This package is a massive simplification of the original GradientBoost.jl package. I have decided to simplify it down to bottom by removing all the goodies? Why, I just needed a bare boosting for experiments, when I want to boost a some algorithm (like NNs.) I also updated an algorithm to use / be compatible with MLUtils.jl, LossFunctions.jl, use Optim.jl and use Zygote as a fallback for custom loss functions (ForwardDiff might be better here.)
The package is designed no sprinkle boosting on top of your ML algorithm.
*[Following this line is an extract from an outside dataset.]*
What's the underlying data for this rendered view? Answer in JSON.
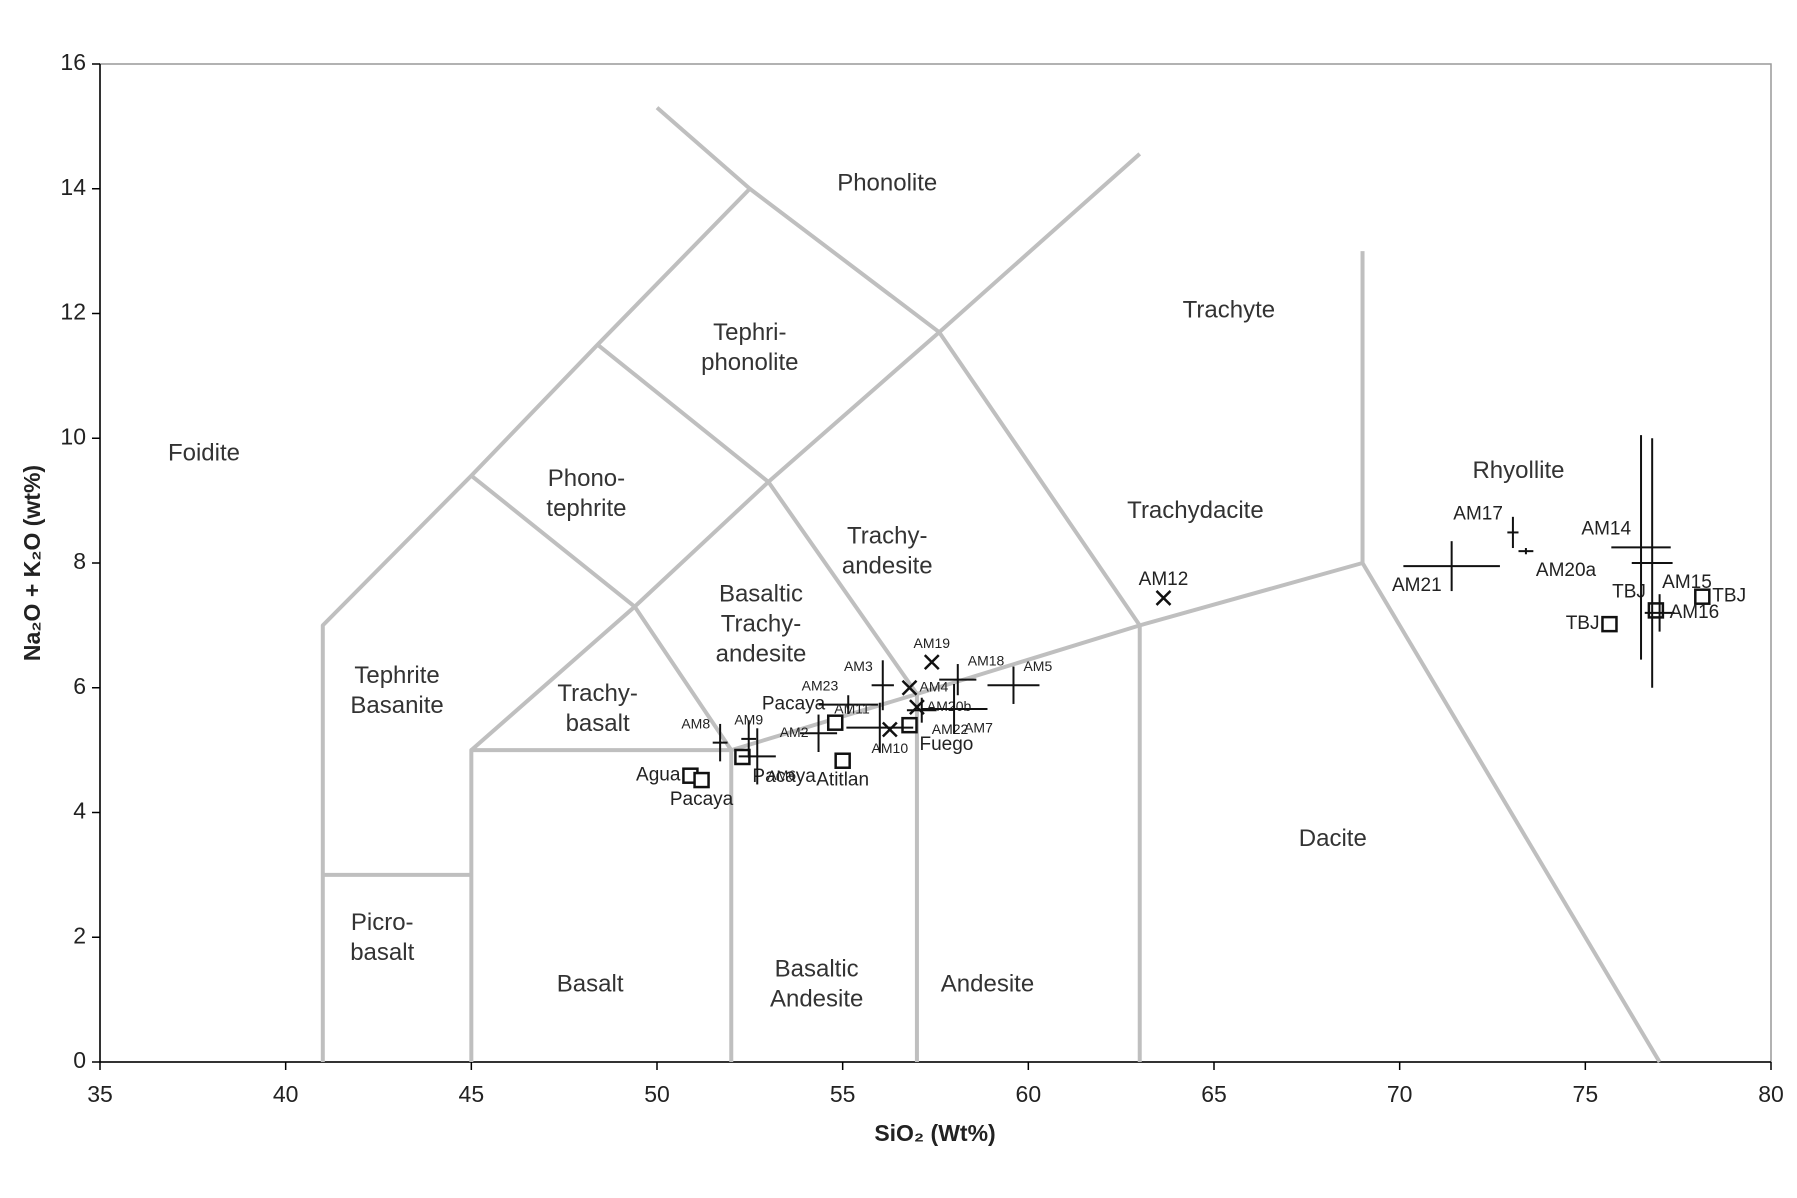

As such, it does not implement any algorithm to learn classifiers inside boosting. A simple example with decision stumpscan be found in test_ml.jl. A more sophisticated examples is in in example/mutagenesis.jl, where we show how to boost for classifying structured data. In the rest of this readme, the example with decision stumpts is commented.
Let's start by importing libraries and defining some training data.
using Test
using GradientBoost
using LossFunctions
x = Float64[
1 0 -1 0;
0 1 0 -1]
y = [-1, 1, -1, 1]Our classifier that we want to boost is a decision tree of length 1, called Decision Stump. The decision stump is simple, implementing a variant of a rule
xᵢ ≥ τ ? +1 : -1, where xᵢ is value of i-th feature. We define the decision stump as a simple callable struct.
struct Stump{T}
dim::Int
τ::T
s::Int
end
function (s::Stump)(x::AbstractVector)
x[s.dim] ≥ s.τ ? s.s : -s.s
end
function (s::Stump)(x::AbstractMatrix)
vec(mapslices(s, x, dims = 1))
endTo use Stump as a learner inside boosting algorithm, we need to overload learner_fit and learner_predict functions. Using mutiple dispatch, we can specialize fitting of different loss functions and different learners. For the purpose of dispatch, we define StumpLearner to signal that we want to learn a Stump and overload the learner_fit as
struct StumpLearner end
function GradientBoost.learner_fit(lf, learner::StumpLearner, x::AbstractMatrix, wy::Vector{<:Real})
w = abs.(wy)
y = sign.(wy)
best_stump = Stump(1, mean(x[1,:]), 1)
best_err = mean(w .* (y .!= best_stump(x)))
for dim in axes(x,1)
τs = 0.5(x[dim,2:end] + x[dim, 1:end-1])
for τ in τs
for s in [-1, +1]
e = mean(w .* (y .!= Stump(dim, τ, s)(x)))
if e < best_err
best_stump = Stump(dim, τ, s)
best_err = e
end
end
end
end
best_stump
endNow, we define a function providing the prediction as
function GradientBoost.learner_predict(::Loss, ::StumpLearner, s::Stump, x)
s(x)
end
Finally, the boosting is called as
gbl = GBBL(StumpLearner(); loss_function = ExpLoss, num_iterations=4, learning_rate=1, sampling_rate = 1)
model = fit(gbl, x, y)
predictions = GradientBoost.predict(model, x)
@asser 2(predictions .> 0) .- 1 == y- I got rid of ML api, as it does not served my purpose.
- The loss function has the signature
loss(prediction, true_labels) - I would like to thank the author of the original
GradientBoost.jllibrary. I just needed something supersimple.
References:
- Friedman, Jerome H. "Greedy function approximation: a gradient boosting machine." Annals of Statistics (2001): 1189-1232.
- Friedman, Jerome H. "Stochastic gradient boosting." Computational Statistics & Data Analysis 38.4 (2002): 367-378.
- Hastie, Trevor, et al. The elements of statistical learning. Vol. 2. No. 1. New York: Springer, 2009.
- Ridgeway, Greg. "Generalized Boosted Models: A guide to the gbm package." Update 1.1 (2007).
- Pedregosa, Fabian, et al. "Scikit-learn: Machine learning in Python." The Journal of Machine Learning Research 12 (2011): 2825-2830.
- Natekin, Alexey, and Alois Knoll. "Gradient boosting machines, a tutorial." Frontiers in neurorobotics 7 (2013).